For software, I use ScyllaDB and Elasticsearch. It's split across 6 physical nodes (8 including the CDN). Data collection is handled using standard user accounts, accessing only public, discoverable servers. I plan to write a blog post about the technical aspect of how this was done soon.

Admins of these servers weren't contacted, as the content indexed is already publicly accessible, comparable to a forum like this or public subreddit. That said, I understand the sensitivity around data visibility, and I've made it very simple for any user to opt out of indexing at any time. Private or invite-only servers are, of course, completely excluded.

klntsky

I suggest you to remove the opt-out functionality and let it scrape private servers that it discovers via publicly posted invite links. You don't owe anyone posting on a public forum any privacy. Moreover, the most valuable data to search for is probably somewhat obscured.

searchcord

Hey,

Thanks for your suggestions. However, this does not work for a few reasons:

1. Joining servers is protected by increasingly difficult to solve captchas that have no commercially available solver. This is not a battle I want to fight.

2. There are a LOT of CSAM rings that spam invite links in public servers. This is also not something I want to go anywhere near.

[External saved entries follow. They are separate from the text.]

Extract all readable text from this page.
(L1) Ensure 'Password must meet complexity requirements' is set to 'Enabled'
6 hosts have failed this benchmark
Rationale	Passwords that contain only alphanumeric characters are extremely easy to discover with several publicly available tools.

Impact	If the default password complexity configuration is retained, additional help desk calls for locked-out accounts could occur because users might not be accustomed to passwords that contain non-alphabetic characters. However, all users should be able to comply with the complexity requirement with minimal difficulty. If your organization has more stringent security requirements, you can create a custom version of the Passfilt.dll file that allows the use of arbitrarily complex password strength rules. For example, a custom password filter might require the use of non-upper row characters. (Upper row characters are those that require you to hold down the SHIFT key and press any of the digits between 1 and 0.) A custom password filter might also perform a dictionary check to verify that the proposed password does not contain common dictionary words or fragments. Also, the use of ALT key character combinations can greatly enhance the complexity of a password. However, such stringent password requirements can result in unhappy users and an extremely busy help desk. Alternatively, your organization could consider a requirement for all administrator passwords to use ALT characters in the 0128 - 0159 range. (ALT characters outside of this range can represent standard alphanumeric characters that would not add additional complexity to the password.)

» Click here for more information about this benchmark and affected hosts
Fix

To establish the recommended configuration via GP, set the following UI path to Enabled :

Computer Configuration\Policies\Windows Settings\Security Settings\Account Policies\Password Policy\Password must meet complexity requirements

Moreover, after the fallout of spy.pet, I think it is very important that users are able to opt out.

hofrogs

That's a lot of compute, how much does it cost to keep it running? I don't see how that project would generate any income on its own

searchcord

I already own the hardware, so I only pay for colocation and transit. It's probably a lot less than you think. I hope to find some way to monetize it, but it is cheap enough that I can keep it running for quite a long time without any income.

IceWreck

Do you plan to handle servers where you need to do some action (like send a message) to join all channels ?

I was scrolling through the home page and came across afew where the only channels you're allowed to access are the verify-yourself or welcome channels.

searchcord

Probably not. Discord will aggressively captcha you and every server has a different implementation of verification. It might be possible with a captcha solver and then some LLM to figure out the next steps.

Stagnant

Incredible work! Truly eye-opening to see how some rarer keywords in my native language return pages of relevant results. Meanwhile google gives 0 results or just AI/ad spam.

jonasdoesthings

Maybe also exclude messages by bots (e.g. "username has joined the server") from the index to decrease the stalking-potential of your site (99.9% of these bot messages have no informational-value for the index anyways). Currently you can still search for an username and get a subset of servers that the username is in (even if not active) by finding these bot messages.

searchcord

This is something I have looked into. Unfortunately, every server uses a different format/bot. It might be possible to develop some sort of machine learning classifier to determine if it is a welcome message.

3abiton

This is an amazing project, I always wonder how much information is lost in those chat apps, not only Discord, but also Telegram. The latter has hude dev community specifically around Android Rom Development, which migrated from forum based XDA to more flexible chat/support platform like Telegram. I wish that also can be searchable without having their client.

searchcord

Telegram is already heavily monitored and scraped due to the large volume of illegal or extremely controversial activity that happens there. This is something I will look into though, my XDA threads rarely get any replies anymore. Thanks for the suggestion!

legionof7

I've been looking for something like this for so long, thanks for making!

There's so much stuff locked in Discord now that forums have fallen in popularity, think this sort of thing really helps unlock that knowledge again.